In his July 10 opinion piece, Thad Woodard, president and chief executive of the North Carolina Bankers Association, proposed "reforming" the Federal Home Loan Banks by reducing their number. Let's step back and look at the facts behind the subject.
The 12 Home Loan banks are member-owned cooperatives whose 7,500 members nationwide are composed of commercial banks, thrifts, credit unions, insurance companies and community development financial institutions. They are wholesale banks in which the customer is the member. That cooperative nature means that each Home Loan bank is compelled to stay prudent, well-managed and focused on the needs of its members and the local communities of its region.
Consolidations of Home Loan banks are a possibility and will remain an option. Through 2008's Housing and Economic Recovery Act, Congress cleared the way of legal impediments for the board of any Home Loan bank to pursue consolidation, as long as the members whom the board represents believe such action would be in their interest and in the interest of the communities they serve. The board of directors at each Home Loan bank has the authority to consolidate voluntarily with one or more Home Loan banks, if their members so desire and if their regulator approves. Any time that Home Loan bank members consider mergers, they weigh complex financial and operational factors.
Community lending institutions of all sizes and many types are very proud of their membership in the Home Loan banks. They value how the 12 cooperatives help serve the credit needs of local families, farms and businesses. It is a mechanism that has worked for more than eight decades. Throughout the nation's most recent financial crisis, the Home Loan banks remained strong and well-capitalized. They received no congressional appropriations and neither needed nor took any government bailouts. In fact, in the early stages of the 2008 meltdown, the Home Loan banks were a critical source of liquidity for the entire banking system.

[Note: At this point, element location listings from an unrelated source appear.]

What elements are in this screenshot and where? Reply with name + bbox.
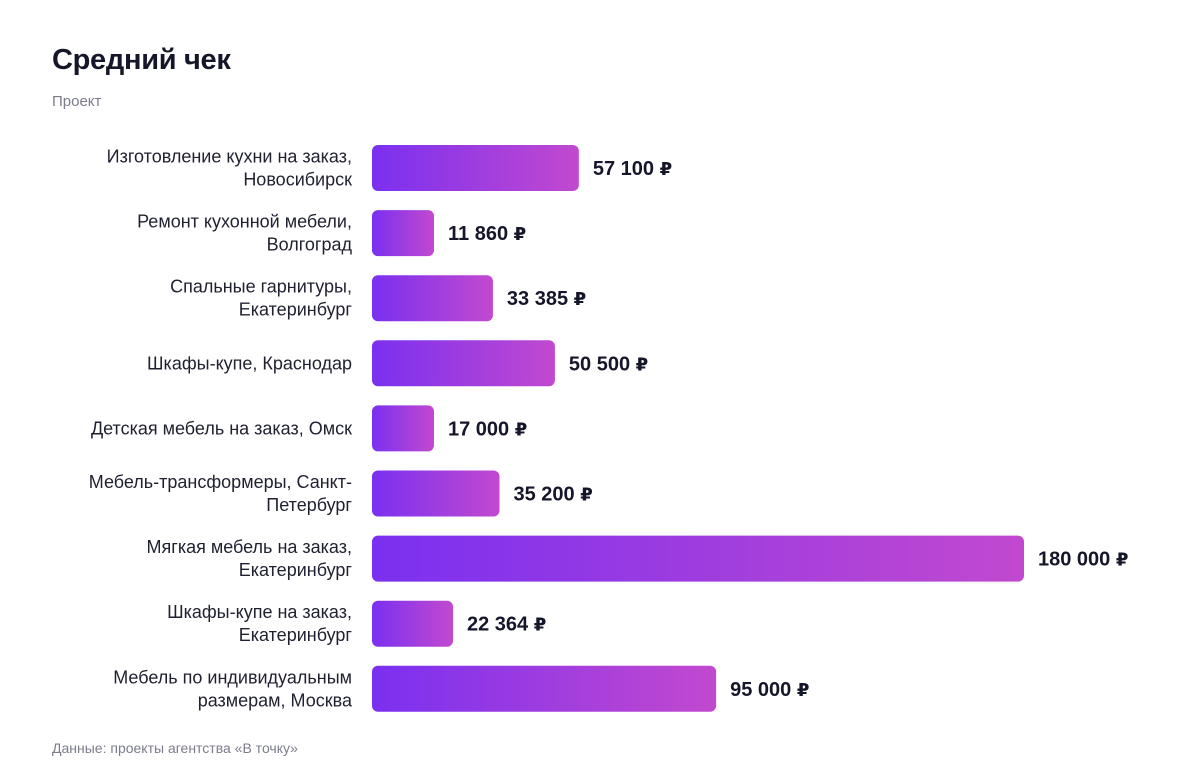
category-label: Ремонт кухонной мебели, Волгоград (137, 212, 352, 255)
category-label: Мебель по индивидуальным размерам, Москва (113, 667, 353, 710)
bars-group: Изготовление кухни на заказ, Новосибирск 5… (89, 145, 1128, 712)
category-label-line: Екатеринбург (239, 625, 353, 645)
category-label-line: Волгоград (267, 235, 353, 255)
category-label-line: Изготовление кухни на заказ, (107, 147, 352, 167)
category-label-line: размерам, Москва (198, 690, 353, 710)
chart-title: Средний чек (52, 44, 231, 76)
category-label-line: Шкафы-купе на заказ, (167, 602, 352, 622)
category-label: Шкафы-купе, Краснодар (147, 353, 352, 373)
category-label-line: Екатеринбург (239, 300, 353, 320)
category-label: Мебель-трансформеры, Санкт- Петербург (89, 472, 353, 515)
bar (372, 665, 717, 712)
bar-row: Мебель-трансформеры, Санкт- Петербург 35 2… (89, 470, 593, 517)
value-number: 22 364 (467, 614, 534, 636)
value-label: 95 000 ₽ (730, 679, 809, 701)
category-label-line: Спальные гарнитуры, (170, 277, 352, 297)
currency-sign: ₽ (574, 289, 587, 310)
value-label: 180 000 ₽ (1038, 549, 1128, 571)
bar-row: Шкафы-купе, Краснодар 50 500 ₽ (147, 340, 648, 387)
category-label-line: Новосибирск (243, 170, 352, 190)
currency-sign: ₽ (515, 419, 528, 440)
value-label: 17 000 ₽ (448, 418, 527, 440)
bar (372, 535, 1024, 582)
value-number: 17 000 (448, 418, 515, 440)
bar-row: Детская мебель на заказ, Омск 17 000 ₽ (91, 405, 527, 452)
currency-sign: ₽ (580, 485, 593, 506)
category-label-line: Петербург (266, 495, 352, 515)
bar (372, 340, 555, 387)
category-label-line: Мебель-трансформеры, Санкт- (89, 472, 352, 492)
category-label-line: Ремонт кухонной мебели, (137, 212, 352, 232)
currency-sign: ₽ (797, 680, 810, 701)
currency-sign: ₽ (534, 615, 547, 636)
bar (372, 275, 493, 322)
value-label: 22 364 ₽ (467, 614, 546, 636)
value-label: 33 385 ₽ (507, 288, 586, 310)
chart-subtitle: Проект (52, 93, 102, 110)
value-number: 57 100 (593, 158, 660, 180)
bar (372, 145, 579, 191)
value-number: 180 000 (1038, 549, 1116, 571)
bar-row: Мягкая мебель на заказ, Екатеринбург 180 0… (147, 535, 1128, 582)
category-label: Детская мебель на заказ, Омск (91, 418, 352, 438)
currency-sign: ₽ (660, 159, 673, 180)
currency-sign: ₽ (1116, 550, 1129, 571)
bar-row: Ремонт кухонной мебели, Волгоград 11 860 ₽ (137, 210, 526, 257)
data-source-note: Данные: проекты агентства «В точку» (52, 740, 298, 756)
bar-row: Шкафы-купе на заказ, Екатеринбург 22 364 ₽ (167, 600, 546, 647)
category-label-line: Мягкая мебель на заказ, (147, 537, 352, 557)
value-number: 95 000 (730, 679, 797, 701)
value-number: 35 200 (514, 484, 581, 506)
bar (372, 210, 434, 257)
value-label: 50 500 ₽ (569, 353, 648, 375)
bar (372, 405, 434, 452)
bar-row: Спальные гарнитуры, Екатеринбург 33 385 ₽ (170, 275, 586, 322)
category-label: Спальные гарнитуры, Екатеринбург (170, 277, 352, 320)
value-number: 50 500 (569, 353, 636, 375)
bar (372, 600, 454, 647)
category-label: Изготовление кухни на заказ, Новосибирск (107, 147, 352, 190)
value-number: 11 860 (448, 223, 514, 245)
category-label-line: Мебель по индивидуальным (113, 667, 352, 687)
category-label-line: Екатеринбург (239, 560, 353, 580)
category-label: Мягкая мебель на заказ, Екатеринбург (147, 537, 353, 580)
bar-row: Мебель по индивидуальным размерам, Москва… (113, 665, 809, 712)
bar-row: Изготовление кухни на заказ, Новосибирск 5… (107, 145, 672, 191)
currency-sign: ₽ (636, 354, 649, 375)
value-label: 11 860 ₽ (448, 223, 526, 245)
value-label: 57 100 ₽ (593, 158, 672, 180)
bar (372, 470, 500, 517)
category-label-line: Детская мебель на заказ, Омск (91, 418, 352, 438)
value-label: 35 200 ₽ (514, 484, 593, 506)
category-label-line: Шкафы-купе, Краснодар (147, 353, 352, 373)
currency-sign: ₽ (514, 224, 527, 245)
value-number: 33 385 (507, 288, 574, 310)
category-label: Шкафы-купе на заказ, Екатеринбург (167, 602, 352, 645)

While the FHLB system has been a long-time success story, its members look continuously for ways to make their cooperatives work even better. If mergers make sense, members will not hesitate to put the possibility on the table. It was appropriate for Congress to determine six years ago that the power of doing so voluntarily rests in the hands of the institutions that own and make up this national network of regional cooperatives. In a meaningful sense, that was the reform that was most important to undertake on this issue.
Steven F. Rosenbaum is chairman of the Council of FHLBanks.